How long do you have to cycle to ride off the pud? (Photo: CC Flickr)
Victoria Hazael's picture

Christmas dinner and burning calories

Cycling is great exercise and an excellent way to burn off any extra calories you may consume over the Christmas period. But how long will you have to cycle for? Take a look at our handy guide to cycling off your Christmas treats.

The average British person consumes 7000 calories on Christmas Day, but according to the Daily Mail we all think we are eating about 3000

The great news is cycling can really help burn off those extra calories, it is exercise you can fit in to your daily routine or weekend. You don't need to book a class or check if the gym is open over the Christmas period, you can just get on your bike and go. 

How many calories do you burn cycling? 

It is a tricky question to answer as it depends on your height and weight and the speed you are going. If you need to lose a few pounds, take heart -  the heavier you are the more energy is required to cycle, so the more calories you burn.

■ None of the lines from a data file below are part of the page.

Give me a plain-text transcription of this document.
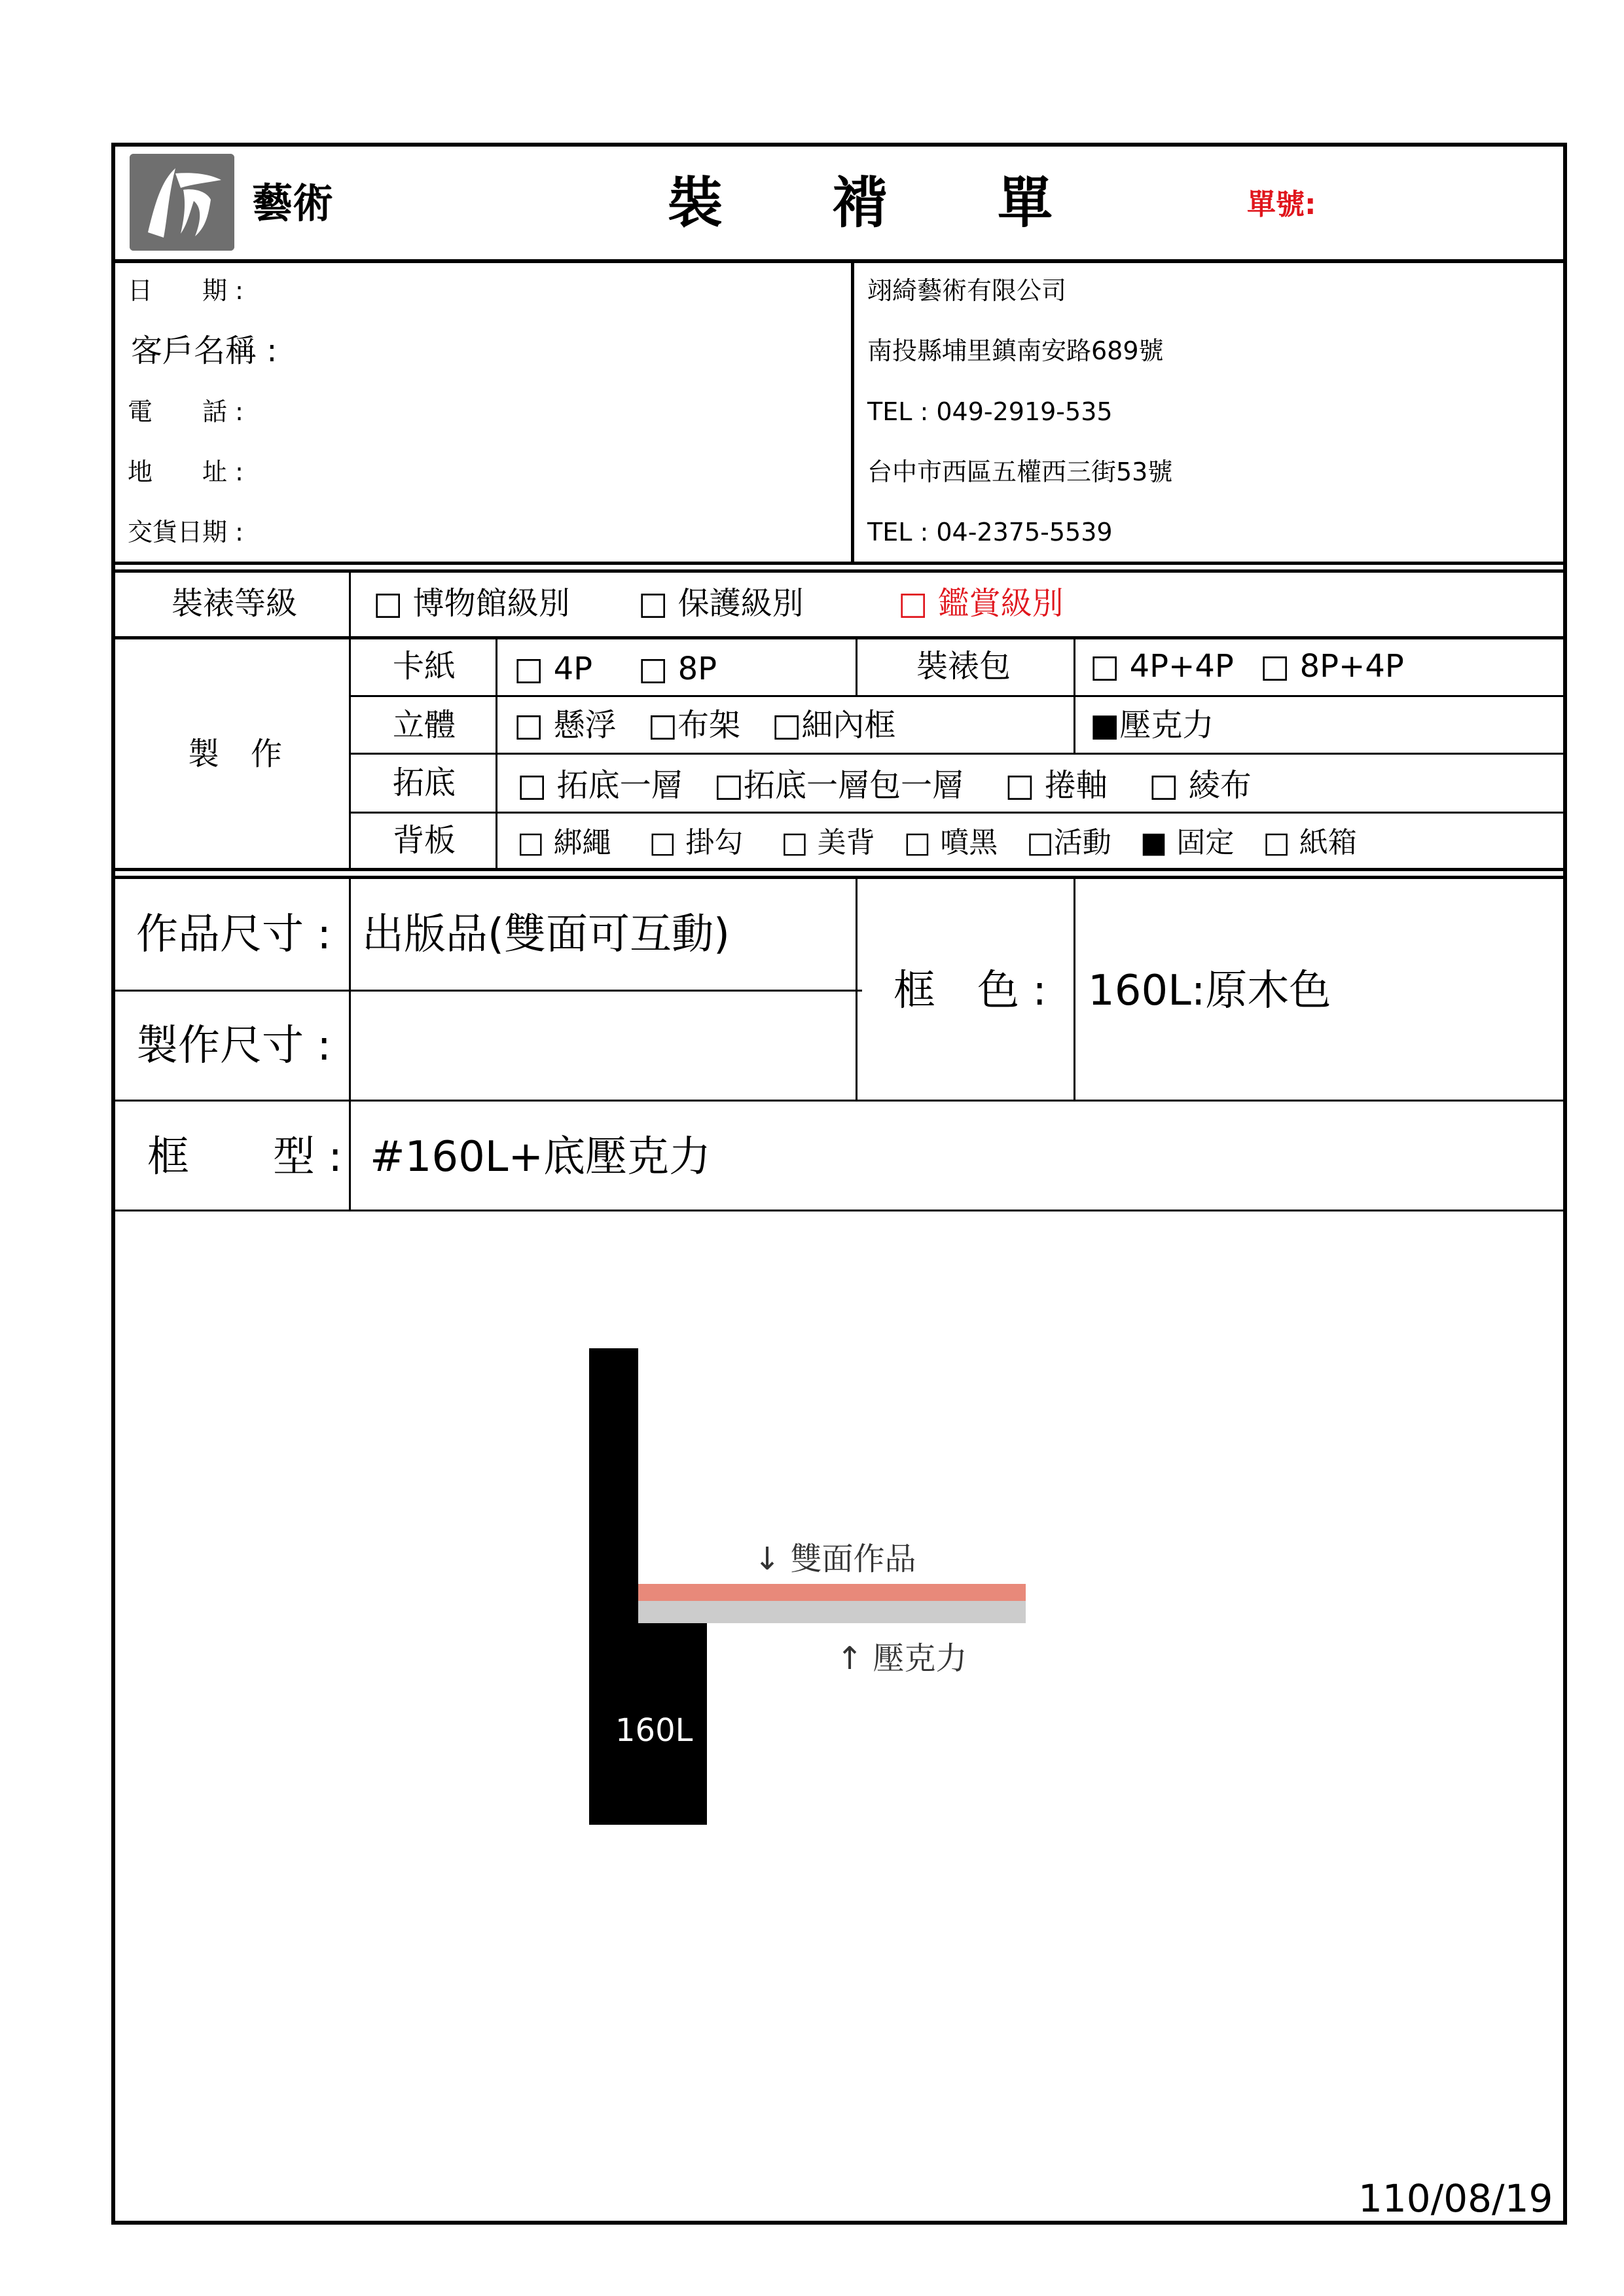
藝術	裝　　褙　　單	單號:
日　　期 :
客戶名稱 :
電　　話 :
地　　址 :
交貨日期 :
翊綺藝術有限公司
南投縣埔里鎮南安路689號
TEL : 049-2919-535
台中市西區五權西三街53號
TEL : 04-2375-5539
裝裱等級 □ 博物館級別 □ 保護級別	□ 鑑賞級別
製　作
卡紙 □ 4P □ 8P	裝裱包	□ 4P+4P □ 8P+4P
立體 □ 懸浮　□布架　□細內框	■壓克力
拓底 □ 拓底一層　□拓底一層包一層　 □ 捲軸　 □ 綾布
背板 □ 綁繩　 □ 掛勾　 □ 美背　□ 噴黑　□活動　■ 固定　□ 紙箱
作品尺寸 : 出版品(雙面可互動)
製作尺寸 :
框　色 : 160L:原木色
框　　型 : #160L+底壓克力
↓ 雙面作品
↑ 壓克力
160L
110/08/19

The intensity of your cycling will also have an impact on how many calories you burn, and how long you ride for will also make a difference. 

As we're all different, the figures used here are based on burning an average of 5 calories per minute. For a more precise calculation you can use a cycling calorie calculator.

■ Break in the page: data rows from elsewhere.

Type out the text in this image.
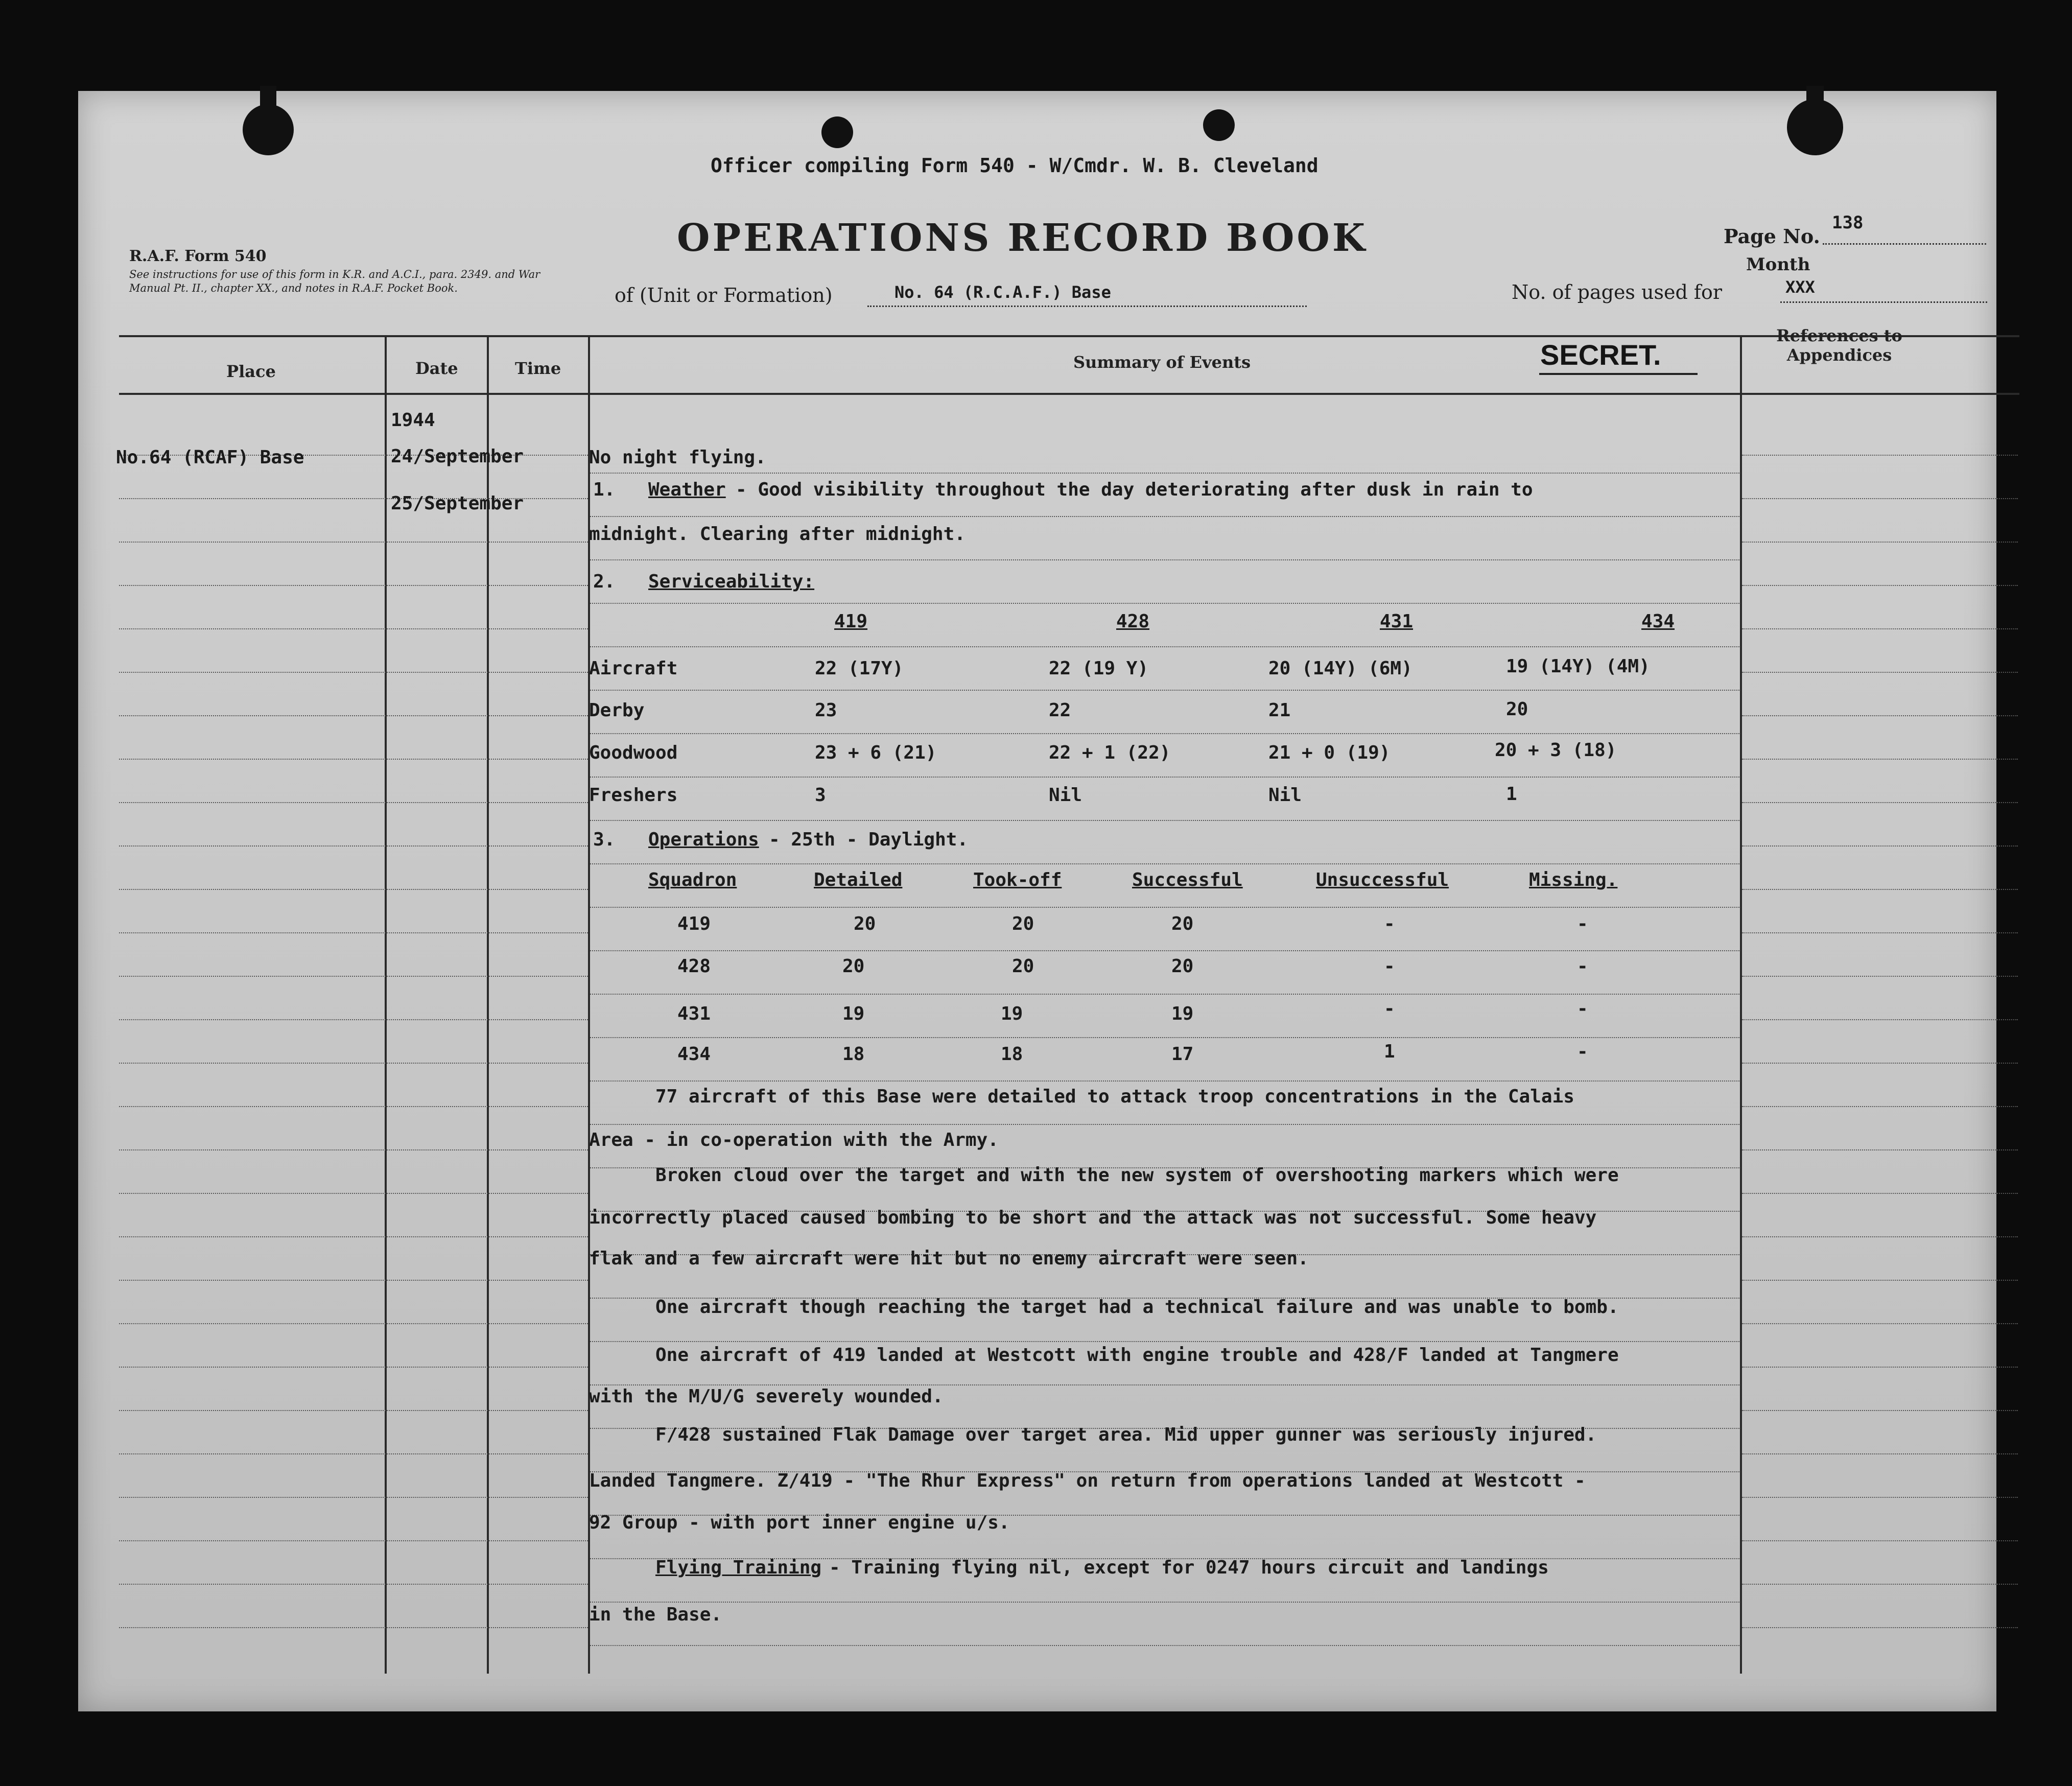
Officer compiling Form 540 - W/Cmdr. W. B. Cleveland
OPERATIONS RECORD BOOK
R.A.F. Form 540
See instructions for use of this form in K.R. and A.C.I., para. 2349. and War Manual Pt. II., chapter XX., and notes in R.A.F. Pocket Book.	of (Unit or Formation)	No. 64 (R.C.A.F.) Base
Page No.
138
Month
No. of pages used for	XXX
Place	Date	Time	Summary of Events	SECRET.
References to Appendices
No.64 (RCAF) Base
1944
24/September
25/September
No night flying.
1. Weather - Good visibility throughout the day deteriorating after dusk in rain to
midnight. Clearing after midnight.
2. Serviceability:
419	428	431	434
Aircraft	22 (17Y)	22 (19 Y)	20 (14Y) (6M)	19 (14Y) (4M)
Derby	23	22	21	20
Goodwood	23 + 6 (21)	22 + 1 (22)	21 + 0 (19)	20 + 3 (18)
Freshers	3	Nil	Nil	1
3. Operations - 25th - Daylight.
Squadron	Detailed	Took-off	Successful	Unsuccessful	Missing.
419	20	20	20	-	-
428	20	20	20	-	-
431	19	19	19	-	-
434	18	18	17	1	-
77 aircraft of this Base were detailed to attack troop concentrations in the Calais
Area - in co-operation with the Army.
Broken cloud over the target and with the new system of overshooting markers which were
incorrectly placed caused bombing to be short and the attack was not successful. Some heavy
flak and a few aircraft were hit but no enemy aircraft were seen.
One aircraft though reaching the target had a technical failure and was unable to bomb.
One aircraft of 419 landed at Westcott with engine trouble and 428/F landed at Tangmere
with the M/U/G severely wounded.
F/428 sustained Flak Damage over target area. Mid upper gunner was seriously injured.
Landed Tangmere. Z/419 - "The Rhur Express" on return from operations landed at Westcott -
92 Group - with port inner engine u/s.
Flying Training - Training flying nil, except for 0247 hours circuit and landings
in the Base.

If you want to really monitor your progress, you can use a fitness tracker or smart watch. The Fitbit Surge is pricey at £199 but it has a bike setting that calculates how far you have cycled via a GPS tracker, your heartrate and calorie burn. It does more than just counting steps! You'll needto download the data each day to your phone or computer via bluetooth or a plug in. If you get into a routine you can compare your food intake with your exercise output, so you'll know when you need to cycle further to stop you putting on weight. 

However, it's not just about counting calories - it is important to remember that cycling offers a plethora of health benefits, so read CTC's facts about Health and Cycling and get inspired to get out cycling.  

Christmas dinner

Take three slices of turkey at 303 calories (or 230 for nut roast), add two stuffing balls at 226 cals, plus three roast potatoes at 300 cals, a tablespoon of bread sauce at 141 cals, cranberry sauce 18 cals for two teaspoons, 2 pigs in blankets at 130 cals, then a bit of veg without butter is around 20 cals and slosh on some homemade gravy at 71 calories.  The result is 1209 calories (1136 cal with nut roast). 

To burn this off, you can't just go on a quick pootle to the shops for Boxing day bargains, you'll have to ride non-stop for 4 hrs 2 minutes (3 hrs 47 minutes for the vegetarian)

Christmas pudding 

100g serving of Christmas pudding is 330 calories add in one tablespoon of brandy butter and that's an extra 98 calories, so that's 1 hour 26 minutes of riding. 

Mince Pie 

230 calories so you'll have to do 46 minutes of cycling. 

 

A healthy Christmas dinner

If you want ideas to cut down on the calories this Christmas the NHS has some advice about cooking a healthy Christmas dinner

Go cycling 

Any amount of cycling makes a difference, so why not get out cycling and enjoy a winter ride. There are plenty to choose from in our events calendar and our Member Groups and CTC affiliated clubs will welcome new people to join them on their rides. 

Remember: if you just sit on the sofa, the average person burns 75 calories in an hour, whereas if you cycle at a slow to moderate pace you'll burn at least 300!